I mainly think that using existing risks to convince people of their message would help because it would lower the inferential distance between them and their audience. Most people are not thinking about dangerous, superhuman AI, and will not until it’s too late (potentially). Forming coalitions is a powerful tool in politics and I think throwing this out of the window is a mistake.
The reason I say LLM-derived AI is that I do think that to some extent, LLMs are actually a be-all-end-all. Not language models in particular, but the idea of using neural networks to model vast quantities of data, generating a model of the universe. That is what an LLM is and it has proven wildly successful. I agree that agents derived from them will not behave like current-day LLMs, but will be more like them than different. Major, classical misalignment risks would stem from something like a reinforcement learning optimizer.
I am aware of the argument of dangerous AI in the hands of ne’er do wells, but such people already exist and in many cases, are able to—with great effort—obtain means of harming vast amounts of people. Gwern Branwen covered this; there are a few terrorist vectors that would require relatively minuscule amounts of effort but that would result in a tremendous expected value of terror output. I think in part, being a madman hampers one’s ability to rationally plan the greatest terror attack one’s means could allow, and also that the efforts dedicated to suppressing such individuals vastly exceed the efforts of those trying to destroy the world. In practice, I think there would be many friendly AGI systems that would protect the earth from a minority of ones tasked to rogue purposes.
I also agree with your other points, but they are weak points compared to the rock-solid reasoning of misalignment theory. They apply to many other historical situations, and yet, we have ultimately survived; more people do sensible things than foolish things, and we do often get complex projects right the first time around as long as there is a theoretical underpinning to them that is well understood—I think proto-AGI is almost as well understood as it needs to be, and that Anthropic is something like 80% of the way to cracking the code.
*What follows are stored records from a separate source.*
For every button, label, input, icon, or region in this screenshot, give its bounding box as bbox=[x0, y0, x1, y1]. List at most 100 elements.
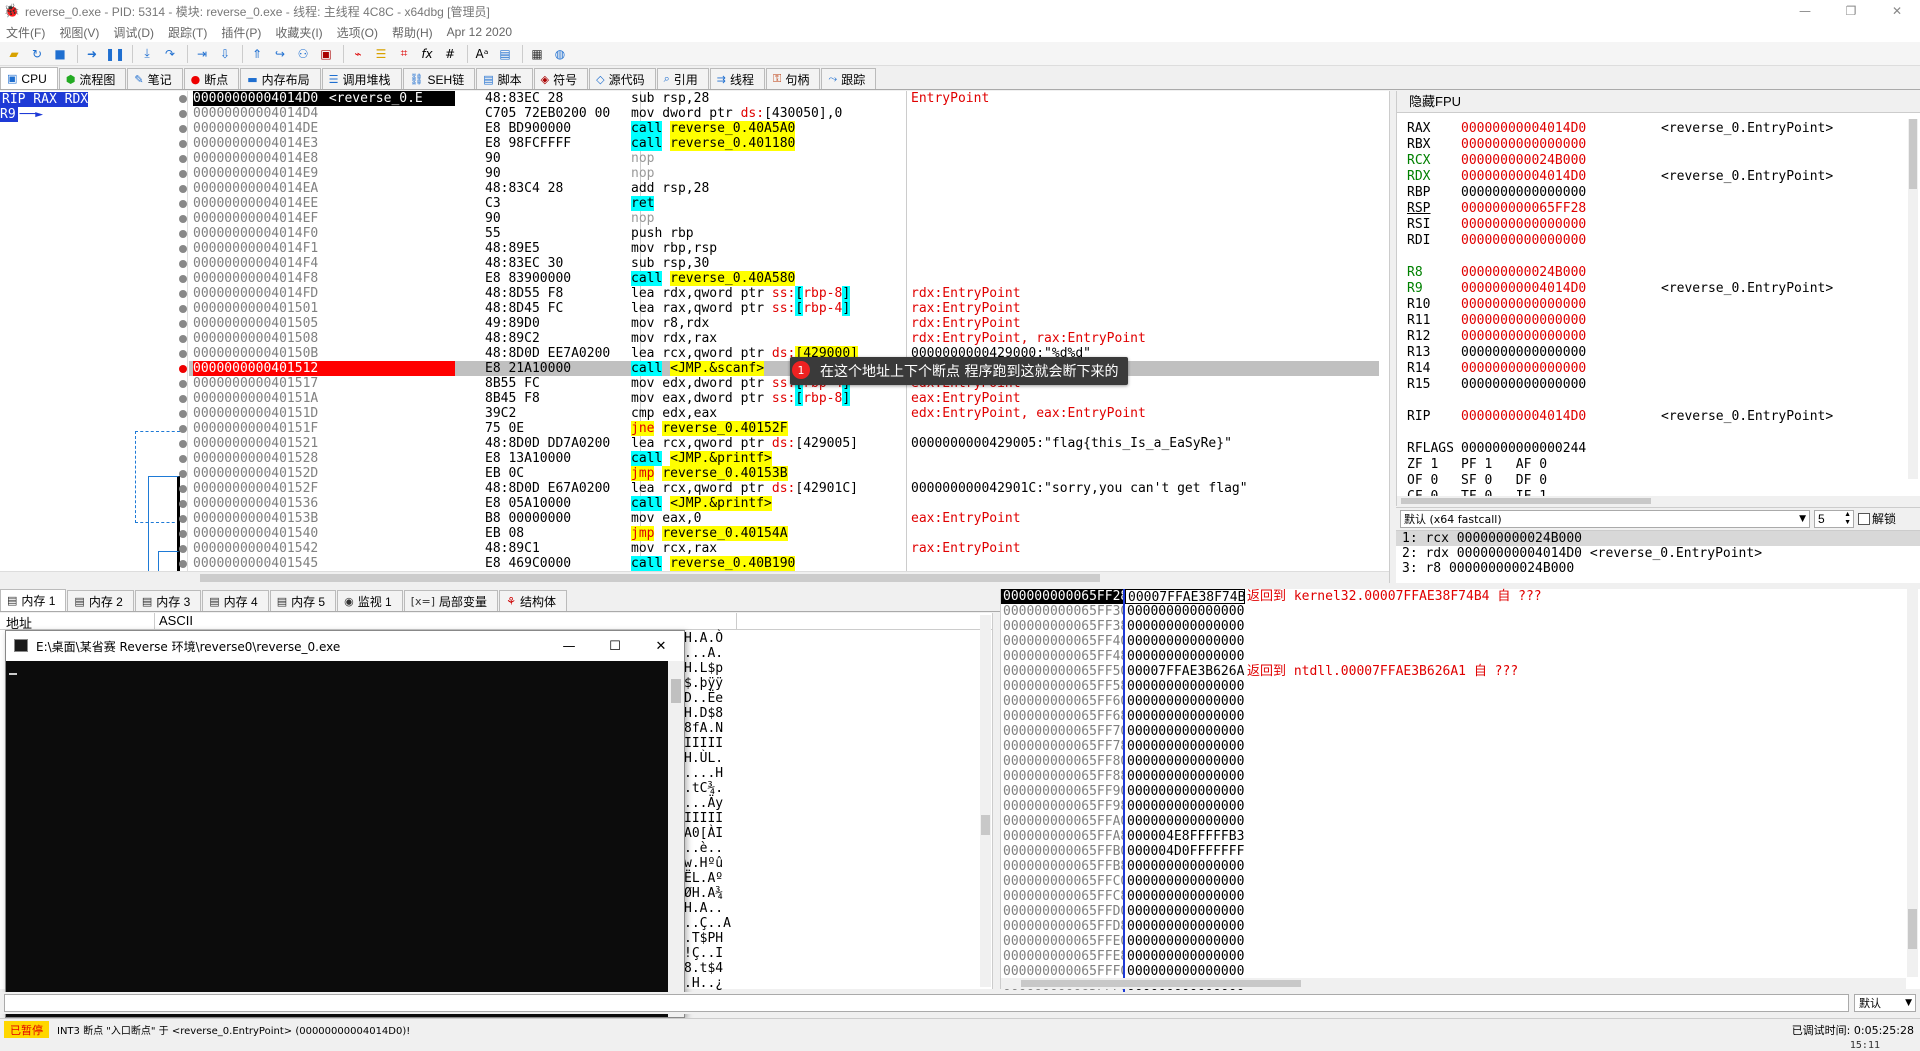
tab-内存1[interactable]: ▤ 内存 1 bbox=[0, 589, 67, 611]
breakpoint-dot[interactable] bbox=[179, 185, 187, 193]
stack-value[interactable]: 0000000000000000 bbox=[1125, 694, 1245, 709]
disasm-row[interactable]: 00000000004014F1 48:89E5 mov rbp,rsp bbox=[189, 241, 1379, 256]
menu-item[interactable]: 选项(O) bbox=[337, 24, 378, 41]
tab-breakpoint[interactable]: ● 断点 bbox=[183, 68, 240, 89]
stack-address[interactable]: 000000000065FFD8 bbox=[1001, 919, 1123, 934]
stack-address[interactable]: 000000000065FF60 bbox=[1001, 694, 1123, 709]
menu-item[interactable]: 视图(V) bbox=[59, 24, 99, 41]
user-icon[interactable]: ⚇ bbox=[293, 44, 313, 64]
restart-icon[interactable]: ↻ bbox=[27, 44, 47, 64]
font-icon[interactable]: Aᵃ bbox=[472, 44, 492, 64]
disasm-row[interactable]: 000000000040150B 48:8D0D EE7A0200 lea rcx,… bbox=[189, 346, 1379, 361]
stack-value[interactable]: 0000000000000000 bbox=[1125, 814, 1245, 829]
disasm-row[interactable]: 000000000040151D 39C2 cmp edx,eax edx:Entry… bbox=[189, 406, 1379, 421]
stack-address[interactable]: 000000000065FF90 bbox=[1001, 784, 1123, 799]
tab-trace[interactable]: ⤳ 跟踪 bbox=[821, 68, 877, 89]
register-row[interactable]: R15 0000000000000000 bbox=[1407, 377, 1907, 393]
breakpoint-dot[interactable] bbox=[179, 275, 187, 283]
stack-value[interactable]: 000004E8FFFFFB30 bbox=[1125, 829, 1245, 844]
stack-address[interactable]: 000000000065FFB8 bbox=[1001, 859, 1123, 874]
register-row[interactable]: RBP 0000000000000000 bbox=[1407, 185, 1907, 201]
globe-icon[interactable]: ◍ bbox=[550, 44, 570, 64]
stack-value[interactable]: 0000000000000000 bbox=[1125, 604, 1245, 619]
comment-icon[interactable]: ☰ bbox=[371, 44, 391, 64]
bookmark-icon[interactable]: ⌗ bbox=[394, 44, 414, 64]
stack-address[interactable]: 000000000065FFE0 bbox=[1001, 934, 1123, 949]
horizontal-scrollbar[interactable] bbox=[1397, 496, 1920, 506]
registers-pane[interactable]: 隐藏FPU RAX 00000000004014D0 <reverse_0.Entr… bbox=[1396, 91, 1920, 506]
stack-address[interactable]: 000000000065FFA8 bbox=[1001, 829, 1123, 844]
stack-value[interactable]: 0000000000000000 bbox=[1125, 769, 1245, 784]
register-row[interactable]: R11 0000000000000000 bbox=[1407, 313, 1907, 329]
stack-value[interactable]: 0000000000000000 bbox=[1125, 754, 1245, 769]
stack-value[interactable]: 0000000000000000 bbox=[1125, 799, 1245, 814]
register-row[interactable]: RCX 000000000024B000 bbox=[1407, 153, 1907, 169]
step-over-icon[interactable]: ↷ bbox=[160, 44, 180, 64]
hide-fpu-toggle[interactable]: 隐藏FPU bbox=[1397, 91, 1920, 113]
console-close-button[interactable]: ✕ bbox=[638, 631, 684, 661]
disasm-row[interactable]: 000000000040151A 8B45 F8 mov eax,dword ptr… bbox=[189, 391, 1379, 406]
stack-address[interactable]: 000000000065FF28 bbox=[1001, 589, 1123, 604]
disasm-row[interactable]: 00000000004014E8 90 nop bbox=[189, 151, 1379, 166]
console-output[interactable] bbox=[6, 661, 669, 1017]
disasm-row[interactable]: 00000000004014F4 48:83EC 30 sub rsp,30 bbox=[189, 256, 1379, 271]
register-row[interactable]: RFLAGS 0000000000000244 bbox=[1407, 441, 1907, 457]
register-row[interactable]: R12 0000000000000000 bbox=[1407, 329, 1907, 345]
disasm-row[interactable]: 00000000004014EF 90 nop bbox=[189, 211, 1379, 226]
stack-address[interactable]: 000000000065FFC0 bbox=[1001, 874, 1123, 889]
register-row[interactable]: R10 0000000000000000 bbox=[1407, 297, 1907, 313]
stack-address[interactable]: 000000000065FF70 bbox=[1001, 724, 1123, 739]
arguments-pane[interactable]: 1: rcx 000000000024B000 2: rdx 0000000000… bbox=[1396, 530, 1920, 583]
breakpoint-dot[interactable] bbox=[179, 110, 187, 118]
stop-icon[interactable]: ■ bbox=[50, 44, 70, 64]
patch-icon[interactable]: ⌁ bbox=[348, 44, 368, 64]
register-row[interactable]: R14 0000000000000000 bbox=[1407, 361, 1907, 377]
breakpoint-dot[interactable] bbox=[179, 350, 187, 358]
breakpoint-dot[interactable] bbox=[179, 245, 187, 253]
breakpoint-dot[interactable] bbox=[179, 515, 187, 523]
stack-value[interactable]: 0000000000000000 bbox=[1125, 634, 1245, 649]
stack-value[interactable]: 0000000000000000 bbox=[1125, 649, 1245, 664]
tab-handle[interactable]: ⚿ 句柄 bbox=[766, 68, 821, 89]
breakpoint-dot[interactable] bbox=[179, 200, 187, 208]
vertical-scrollbar[interactable] bbox=[668, 661, 684, 1017]
tab-内存4[interactable]: ▤ 内存 4 bbox=[202, 590, 269, 611]
console-window[interactable]: E:\桌面\某省赛 Reverse 环境\reverse0\reverse_0.… bbox=[5, 630, 685, 1018]
disasm-row[interactable]: 00000000004014FD 48:8D55 F8 lea rdx,qword … bbox=[189, 286, 1379, 301]
stack-address[interactable]: 000000000065FF40 bbox=[1001, 634, 1123, 649]
tab-内存5[interactable]: ▤ 内存 5 bbox=[269, 590, 337, 611]
argument-row[interactable]: 2: rdx 00000000004014D0 <reverse_0.Entry… bbox=[1396, 546, 1920, 561]
stack-address[interactable]: 000000000065FFD0 bbox=[1001, 904, 1123, 919]
command-type-select[interactable]: 默认 ▼ bbox=[1854, 994, 1916, 1012]
breakpoint-dot[interactable] bbox=[179, 230, 187, 238]
menu-item[interactable]: 调试(D) bbox=[113, 24, 154, 41]
tab-symbol[interactable]: ◈ 符号 bbox=[533, 68, 589, 89]
stack-pane[interactable]: 000000000065FF28 000000000065FF30 00000000… bbox=[1000, 589, 1920, 994]
breakpoint-dot[interactable] bbox=[179, 155, 187, 163]
trace-into-icon[interactable]: ⇥ bbox=[192, 44, 212, 64]
vertical-scrollbar[interactable] bbox=[980, 615, 991, 987]
breakpoint-dot[interactable] bbox=[179, 395, 187, 403]
argument-row[interactable]: 3: r8 000000000024B000 bbox=[1396, 561, 1920, 576]
tab-局部变量[interactable]: [x=] 局部变量 bbox=[403, 590, 499, 611]
stack-value[interactable]: 0000000000000000 bbox=[1125, 949, 1245, 964]
tab-source[interactable]: ◇ 源代码 bbox=[589, 68, 656, 89]
menu-item[interactable]: 插件(P) bbox=[221, 24, 261, 41]
stack-address[interactable]: 000000000065FFB0 bbox=[1001, 844, 1123, 859]
close-button[interactable]: ✕ bbox=[1874, 0, 1920, 22]
breakpoint-dot[interactable] bbox=[179, 470, 187, 478]
execute-till-return-icon[interactable]: ⇑ bbox=[247, 44, 267, 64]
disasm-row[interactable]: 0000000000401545 E8 469C0000 call reverse_… bbox=[189, 556, 1379, 571]
disasm-row[interactable]: 00000000004014EA 48:83C4 28 add rsp,28 bbox=[189, 181, 1379, 196]
register-row[interactable]: RDX 00000000004014D0 <reverse_0.EntryPoint… bbox=[1407, 169, 1907, 185]
function-icon[interactable]: fx bbox=[417, 44, 437, 64]
breakpoint-dot[interactable] bbox=[179, 485, 187, 493]
stack-value[interactable]: 0000000000000000 bbox=[1125, 679, 1245, 694]
breakpoint-dot[interactable] bbox=[179, 380, 187, 388]
tab-seh[interactable]: ⛓ SEH链 bbox=[402, 68, 476, 89]
breakpoint-dot[interactable] bbox=[179, 140, 187, 148]
stack-address[interactable]: 000000000065FF50 bbox=[1001, 664, 1123, 679]
breakpoint-dot[interactable] bbox=[179, 530, 187, 538]
register-row[interactable] bbox=[1407, 249, 1907, 265]
menu-item[interactable]: 跟踪(T) bbox=[168, 24, 207, 41]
I am afraid I did forget in my original post that MIRI would believe that the person who holds AGI is of no consequence. It simply struck me as so obvious I didn’t think anyone could disagree with this.
In any case, I plan to write a longer post in collaboration with some friends who will help me edit it to not sound quite like the comment I left yesterday, in opposition of the PauseAI movement, which MIRI is a part of.
This comment doesn’t seem to be responding to the contents of the post at all, nor does it seem to understand very basic elements of the relevant worldview it’s trying to argue against (i.e. “which are the countries you would probably least want to be in control of AGI”; no, it doesn’t matter which country ends up building an ASI, because the end result is the same).
It also tries to leverage arguments that depend on assumptions not shared by MIRI (such as that research on stronger models is likely to produce enough useful output to avert x-risk, or that x-risk is necessarily downstream of LLMs).
I am sorry for the tone I had to take, but I don’t know how to be any clearer—when people start telling me they’re going to “break the overton window” and bypass politics, this is nothing but crazy talk. This strategy will ruin any chances of success you may have had. I also question the efficacy of a Pause AI policy in the first place—and one argument against it is that some countries may defect, which could lead to worse outcomes in the long term.
I don’t think people laugh at the “nuclear war = doomsday” people.